What is a pronoun in English grammar?

In English Grammar, Pronouns take the place of a noun. They stand in as a substitute for a noun and so avoid the need to keep repeating nouns or noun phrases. In the first sentence in this blog, “Pronouns” is a noun whereas, in the second sentence, “they” is a pronoun, standing in for the noun, “Pronouns”. Pronouns are short, easy-to-use and useful.

What are the different types of pronouns?


Subject pronouns take the place of the subject of a sentence: I, you, he, she, it, we, they.


Object pronouns take the place of the object of a sentence: me, you, him, her, it, us, them.

Sometimes people, and this includes many native English speakers, use the wrong pronoun when they are putting two subjects or two objects together.

For example:

“Maria and me went to the movies” is INCORRECT.
It should be: “Maria and I went to the movies” because I am the subject.

“Steve invited Maria and I” is INCORRECT.
It should be “Steve invited Maria and me” because the object is me.

An easy way to check is to drop the name of the other person and see what the sentence sounds or looks like. For example “ Me went to the movies” and “Steve invited I” sound very strange because they are wrong.

Reflexive Pronouns

Sometimes we use reflexive pronouns (myself, yourself, himself, herself, itself, ourselves, themselves). We should only do this when the subject and the object are the same, for example, “I cut myself”, “You need to look after yourself”, “They taught themselves”. In these examples, the same person or people is both the subject and the object of the sentence.

Mistakes with reflexive pronouns are also common among native English-speakers. People often say or write things like “Send any suggestions to Michael or myself”, which is INCORRECT. They should say “Send any suggestions to Michael or me”

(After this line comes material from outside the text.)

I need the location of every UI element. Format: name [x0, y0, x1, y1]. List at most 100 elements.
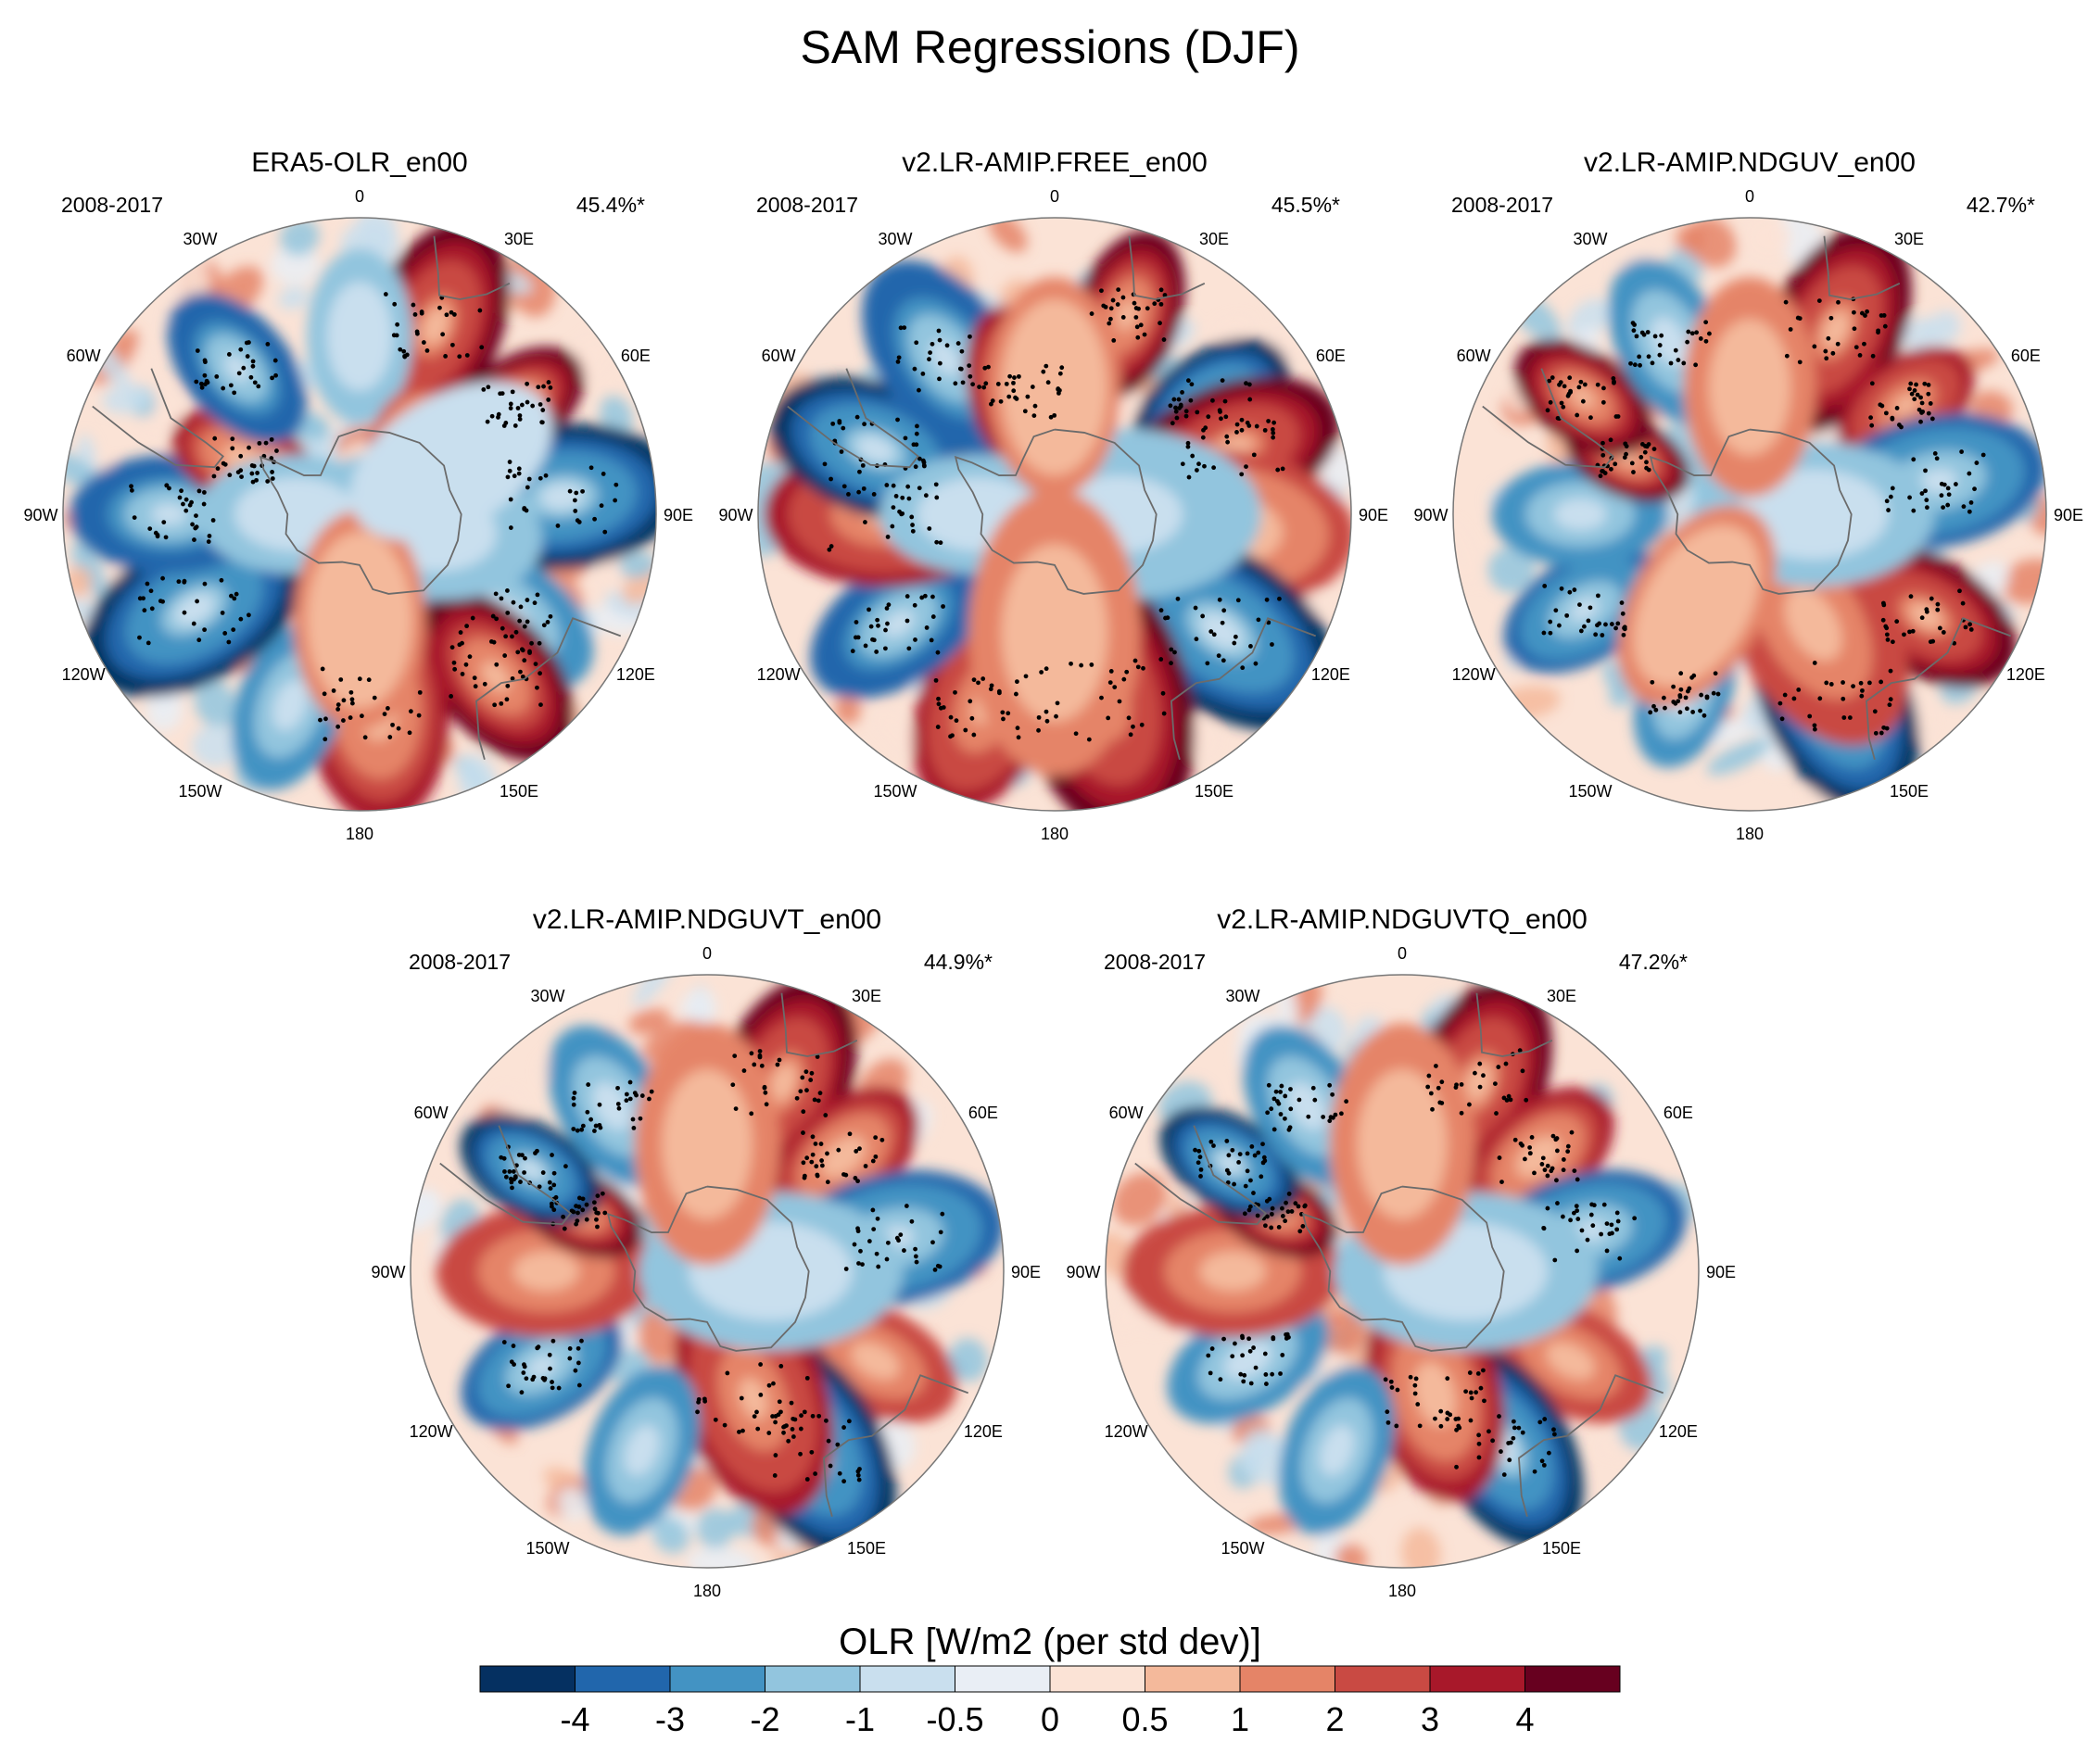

There are several other types of pronouns, including possessive pronouns (mine, yours, his, hers, ours, yours, theirs), demonstrative pronouns (this, that, these, those) and relative pronouns (who, which, that, where, when, whose, whom). We will look at these in detail in later blogs.

In my opinion “whom” is old-fashioned and very rarely used. People sometimes try to use it to sound well-educated and this often fails because they use it incorrectly. It is difficult to use it appropriately. My personal advice is to avoid it. I think it is obsolete. Use “who” instead. It is perfectly acceptable these days.

Sometimes a pronoun can stand for a whole phrase. The pronoun “it” in the previous sentence stands for “using ‘who’ instead of ‘whom’”. We can also use a pronoun as an “empty’ or “dummy” subject in sentences such as “It is sunny”, where we know that “It” refers to the weather.

Common English Grammar mistakes with pronouns

A common mistake that students make is using both a noun and a pronoun in the same sentence. We can’t do this in English whereas it is common in many other languages. We can say, for example, in two sentences: “I met your sister. She is really nice.” We can’t say, however, in one sentence, “Your sister, she is really nice”. It is probably okay to say this when you are speaking but you certainly can’t do it when writing. In English, a verb only has one subject, either a noun or a pronoun, but not both in the same sentence.

Another problem with pronouns in writing happens when it is not absolutely clear who or what the pronoun is referring to. It is always important to remember that in written English, you know exactly what you mean but the reader won’t necessarily interpret it the same way. In other words, the reader can’t read your mind.

If you write, for example, “I bought some earrings, jeans and a box of chocolates. They were very expensive”, it is not clear to the reader whether it was the chocolates or the jeans or the earring, or all of them, which were expensive, because all of them can be represented by “them”. Sometimes the context makes it clear. If, for example, you said “I lost them”, then “them” probably refers to the earrings because they are the most likely to be lost. If there is any chance of confusion with a pronoun, use the original noun or a synonym instead. Sometimes if you keep repeating “it” many times, it is better to repeat the noun at least once to make sure the thing that you are referring to is clear.

When you begin a new paragraph, it is usually better to use the noun rather than a pronoun. You can see an example of this in the paragraphs about relative pronouns and “whom” above”. If the second paragraph on that topic had used “it” again instead of “whom”, it would have been easy for the reader to lose track of what I was saying.

Pronouns are really useful for avoiding repetition but we need to be sure that we are being clear when we use them.